ブラジル大統領、関税問題でトランプ氏との直接会談に消極的 「侮辱」を懸念
[ブラジリア 6日 ロイター] - 米国がブラジル製品に最大50%の輸入関税を発動した6日、ブラジルのルラ大統領はロイターのインタビューに応じ、現時点で訪米してトランプ米大統領との直接会談を急ぐ考えはないと明らかにした。
ルラ氏は、トランプ氏との間に個人的なあつれきはないと断り、9月の国連総会や11月の第30回国連気候変動枠組み条約締約国会議(COP30)で会う可能性はあると説明した。
ただルラ氏は、トランプ氏が以前、ホワイトハウスに招いた南アフリカのラマポーザ大統領やウクライナのゼレンスキー大統領を頭ごなしに叱りつけた行動に言及。「ゼレンスキー氏やラマポーザ氏に対するトランプ氏の仕打ちは侮辱だった。一国の大統領がもう一方の大統領を侮辱してはならない」と語り、自身としてもトランプ氏がブラジルと積極的に協議したくないように感じている今、わざわざ侮辱されそうな場所に出向くつもりはないと言い切った。

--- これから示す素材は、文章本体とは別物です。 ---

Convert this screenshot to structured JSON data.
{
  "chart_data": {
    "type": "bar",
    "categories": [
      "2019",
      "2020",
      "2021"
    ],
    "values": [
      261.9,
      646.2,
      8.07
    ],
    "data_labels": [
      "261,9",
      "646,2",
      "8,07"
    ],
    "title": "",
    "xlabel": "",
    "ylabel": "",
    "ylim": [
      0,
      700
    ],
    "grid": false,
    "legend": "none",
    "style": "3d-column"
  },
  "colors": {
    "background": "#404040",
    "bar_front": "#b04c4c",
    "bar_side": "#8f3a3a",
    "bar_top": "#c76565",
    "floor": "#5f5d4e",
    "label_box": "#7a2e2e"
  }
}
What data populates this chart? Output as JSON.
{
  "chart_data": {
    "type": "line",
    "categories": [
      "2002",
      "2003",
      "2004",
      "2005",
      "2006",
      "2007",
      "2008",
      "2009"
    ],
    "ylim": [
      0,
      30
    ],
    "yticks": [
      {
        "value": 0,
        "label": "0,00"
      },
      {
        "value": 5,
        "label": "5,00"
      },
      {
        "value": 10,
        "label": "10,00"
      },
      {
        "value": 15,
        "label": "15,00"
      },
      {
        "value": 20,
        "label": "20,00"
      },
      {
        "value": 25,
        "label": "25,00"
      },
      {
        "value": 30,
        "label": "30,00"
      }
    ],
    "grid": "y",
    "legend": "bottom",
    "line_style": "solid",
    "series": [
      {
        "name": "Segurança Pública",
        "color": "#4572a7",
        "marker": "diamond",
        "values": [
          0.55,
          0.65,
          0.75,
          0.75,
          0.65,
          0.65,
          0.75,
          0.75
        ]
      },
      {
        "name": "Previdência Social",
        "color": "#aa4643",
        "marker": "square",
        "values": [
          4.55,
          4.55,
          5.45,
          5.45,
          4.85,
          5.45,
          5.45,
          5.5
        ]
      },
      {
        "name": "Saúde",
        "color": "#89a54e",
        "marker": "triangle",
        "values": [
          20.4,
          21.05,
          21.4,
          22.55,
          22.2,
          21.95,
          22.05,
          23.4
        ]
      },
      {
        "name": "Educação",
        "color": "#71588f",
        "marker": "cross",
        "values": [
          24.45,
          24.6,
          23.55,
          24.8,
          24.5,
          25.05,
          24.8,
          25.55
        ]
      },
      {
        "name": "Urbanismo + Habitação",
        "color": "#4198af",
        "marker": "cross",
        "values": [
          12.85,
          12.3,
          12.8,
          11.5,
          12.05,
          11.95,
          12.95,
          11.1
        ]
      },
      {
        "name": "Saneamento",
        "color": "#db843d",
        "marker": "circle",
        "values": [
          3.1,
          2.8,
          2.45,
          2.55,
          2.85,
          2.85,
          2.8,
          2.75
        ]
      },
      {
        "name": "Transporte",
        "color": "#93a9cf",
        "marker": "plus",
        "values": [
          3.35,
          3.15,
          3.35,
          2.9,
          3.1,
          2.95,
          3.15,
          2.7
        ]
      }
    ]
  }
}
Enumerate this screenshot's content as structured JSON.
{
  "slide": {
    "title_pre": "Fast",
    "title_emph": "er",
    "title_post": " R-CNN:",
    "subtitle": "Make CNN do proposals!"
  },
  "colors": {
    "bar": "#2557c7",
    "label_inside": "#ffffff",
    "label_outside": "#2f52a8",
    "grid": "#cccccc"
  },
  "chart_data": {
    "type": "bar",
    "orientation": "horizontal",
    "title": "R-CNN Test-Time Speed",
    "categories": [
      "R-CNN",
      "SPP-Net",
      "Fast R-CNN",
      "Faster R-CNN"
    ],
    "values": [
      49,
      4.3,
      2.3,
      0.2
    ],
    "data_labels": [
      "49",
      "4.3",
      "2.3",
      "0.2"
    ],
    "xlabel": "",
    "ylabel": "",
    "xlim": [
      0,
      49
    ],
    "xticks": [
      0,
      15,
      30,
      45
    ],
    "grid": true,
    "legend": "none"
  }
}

トランプ氏がブラジル向け新関税の発動とクーデターを企てた罪でボルソナロ前大統領が起訴されたことを結び付けた点についてルラ氏は、ブラジル最高裁判所はトランプ氏が何を言おうが気に留めないし留めるべきでないと述べ、ボルソナロ前大統領がトランプ氏の介入を誘発した問題で新たな裁判を受ける必要があると反発した。
一方でルラ氏は、ブラジルが今すぐ米国への対抗措置を表明するつもりはないし、政府は閣僚レベルでの交渉を放棄したわけでもないと強調し、非常に慎重な姿勢で話し合いを進めていく意向を示した。
またルラ氏は、インドや中国をはじめとする他のBRICS諸国の首脳に呼びかけ、米国の関税措置への対応を協議する計画や、複数の国と共同で世界貿易機関(WTO)に異議を申し立てることを検討中だと明らかにした。